Partijen zijn tijdig en behoorlijk opgeroepen ter zitting te verschijnen.
Beide partijen waren digitaal ter zitting aanwezig. Namens het kantoor zijn verschenen: de heer [naam] en mevrouw mr. [naam].
Partijen hebben ter zitting hun standpunt toegelicht.
Onderwerp van het geschil
Doormiddel van een vragenformulier heeft klaagster een geschil aanhangig gemaakt tegen het kantoor. Zij beklaagt zich over de dienstverlening van het kantoor en vordert een vergoeding voor de kosten voor rechtshulp waarvan zij stelt dat zij deze door toedoen van het kantoor heeft moeten maken. In het verweer heeft het kantoor zich onder meer op het standpunt gesteld dat klaagster niet-ontvankelijk is in haar klacht.
Standpunt van klaagster
Voor het standpunt van klaagster verwijst de commissie naar de overgelegde stukken. In de kern komt het standpunt op het volgende neer.
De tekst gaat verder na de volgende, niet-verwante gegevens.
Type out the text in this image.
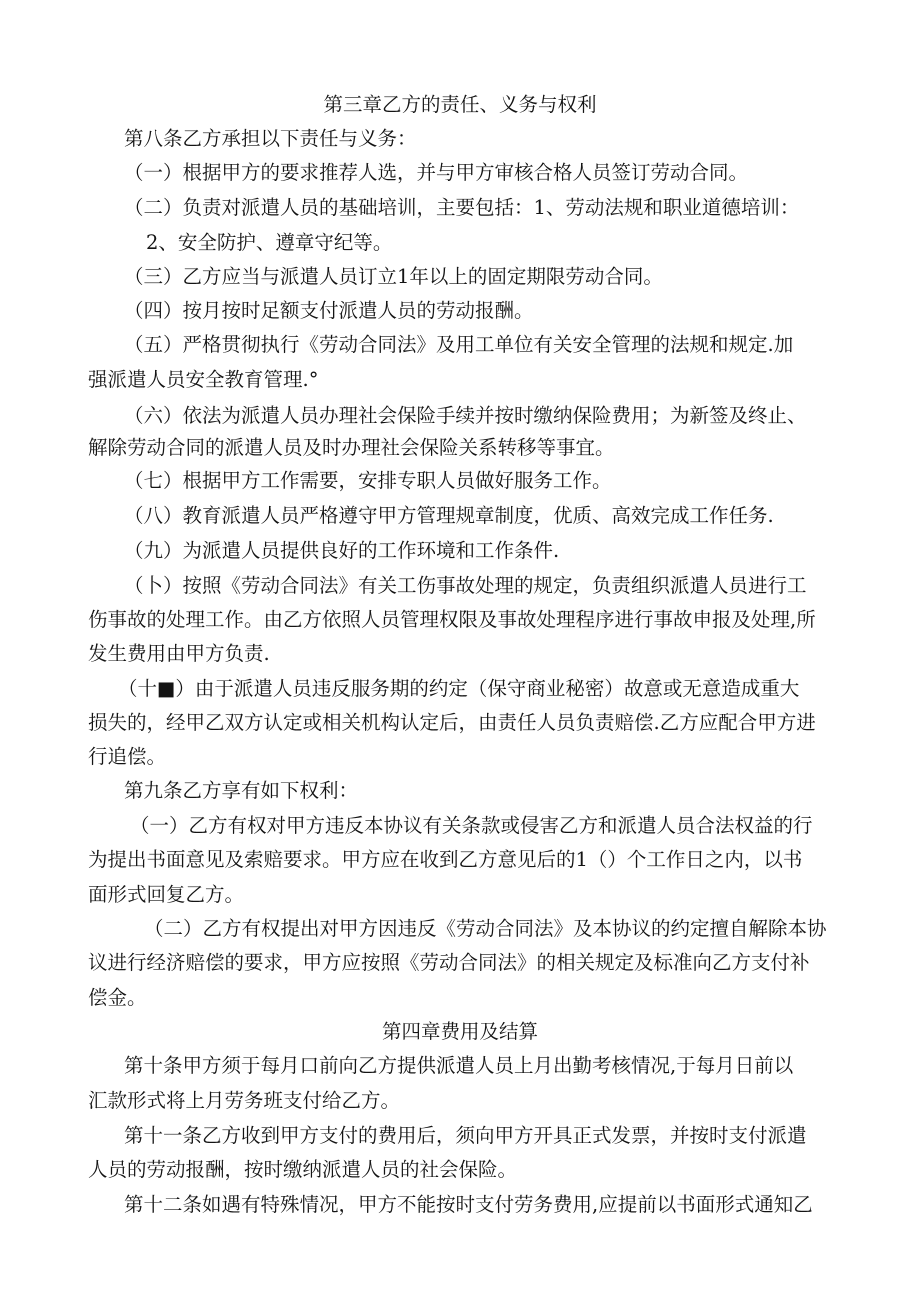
第三章乙方的责任、义务与权利
第八条乙方承担以下责任与义务：
（一）根据甲方的要求推荐人选，并与甲方审核合格人员签订劳动合同。
（二）负责对派遣人员的基础培训，主要包括：1、劳动法规和职业道德培训：
2、安全防护、遵章守纪等。
（三）乙方应当与派遣人员订立1年以上的固定期限劳动合同。
（四）按月按时足额支付派遣人员的劳动报酬。
（五）严格贯彻执行《劳动合同法》及用工单位有关安全管理的法规和规定.加
强派遣人员安全教育管理.°
（六）依法为派遣人员办理社会保险手续并按时缴纳保险费用；为新签及终止、
解除劳动合同的派遣人员及时办理社会保险关系转移等事宜。
（七）根据甲方工作需要，安排专职人员做好服务工作。
（八）教育派遣人员严格遵守甲方管理规章制度，优质、高效完成工作任务.
（九）为派遣人员提供良好的工作环境和工作条件.
（卜）按照《劳动合同法》有关工伤事故处理的规定，负责组织派遣人员进行工
伤事故的处理工作。由乙方依照人员管理权限及事故处理程序进行事故申报及处理,所
发生费用由甲方负责.
（十■）由于派遣人员违反服务期的约定（保守商业秘密）故意或无意造成重大
损失的，经甲乙双方认定或相关机构认定后，由责任人员负责赔偿.乙方应配合甲方进
行追偿。
第九条乙方享有如下权利：
（一）乙方有权对甲方违反本协议有关条款或侵害乙方和派遣人员合法权益的行
为提出书面意见及索赔要求。甲方应在收到乙方意见后的1（）个工作日之内，以书
面形式回复乙方。
（二）乙方有权提出对甲方因违反《劳动合同法》及本协议的约定擅自解除本协
议进行经济赔偿的要求，甲方应按照《劳动合同法》的相关规定及标准向乙方支付补
偿金。
第四章费用及结算
第十条甲方须于每月口前向乙方提供派遣人员上月出勤考核情况,于每月日前以
汇款形式将上月劳务班支付给乙方。
第十一条乙方收到甲方支付的费用后，须向甲方开具正式发票，并按时支付派遣
人员的劳动报酬，按时缴纳派遣人员的社会保险。
第十二条如遇有特殊情况，甲方不能按时支付劳务费用,应提前以书面形式通知乙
Het kantoor heeft de nalatenschap van de moeder van klaagster afgewikkeld. Het kantoor is ingeschakeld door de zus van klaagster. Klaagster is als erfgename niet vanaf het begin betrokken bij het afhandelen van de nalatenschap. Het eerste contact met het kantoor heeft op haar eigen initiatief plaats moeten vinden.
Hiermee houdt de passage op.